Chaput’s comments have stoked further anger among parents, who take them as a direct insult. They also want to know why Winters -- whose marriage she informed the school of when recruited and hired in 2007 -- is being fired now, eight years into what all agree has been an exemplary tenure. “She got the kids excited about religious instruction,” Hill said. “She was helping them to be religious in an era when that’s very difficult.” Winters “has led a perfect example of Christian service,” Moro added. “She has taught the kids so much about the joy of doing service for others.”

According to Moro, more than $12,000 has been raised in a GoFundMe campaign to help Winters make up for lost livelihood; the StandWithMargie page has attracted followers from around the world and prompted offers of help from a number of advocacy groups. Philadelphia Democratic mayoral nominee Jim Kenney, a Catholic school graduate, has also called on Waldron to reinstate Winters.  More than 11,000 people have signed an online petition in support.

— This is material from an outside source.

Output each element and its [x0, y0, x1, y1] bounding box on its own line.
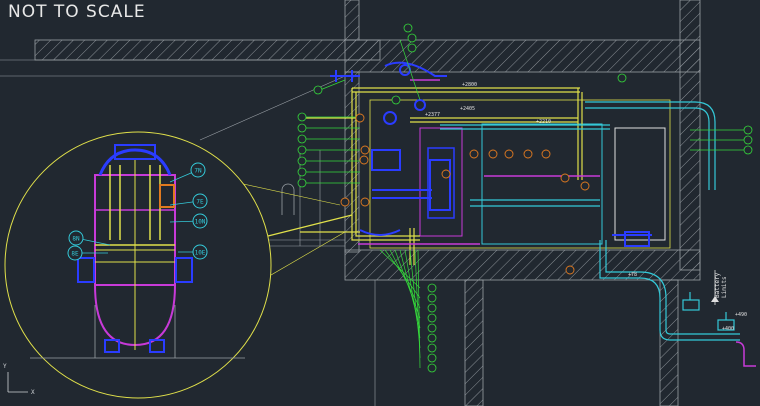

But another blow was delivered Monday when Sr. Patricia Vetrano, president of the Sisters of Mercy Mid-Atlantic Community, forcefully affirmed the dismissal of Winters “as a final decision which will not be reversed or modified.” 

Moro -- a lawyer who has also worked as a journalist and a political campaigner -- is nonetheless still looking ahead. “What’s going to keep this ball rolling is that in eleven weeks the pope will be here.” And others continue to take inspiration from Winters herself. At a meeting with Waldron families last week, she and Vettori entered holding hands.  ”Everyone stood up and cheered,” Hill said. “Amazingly, Margie did not seem angry.” Winters then led a prayer that one parent described as in the “spirit of mercy, tolerance, and acceptance. It was who we are.”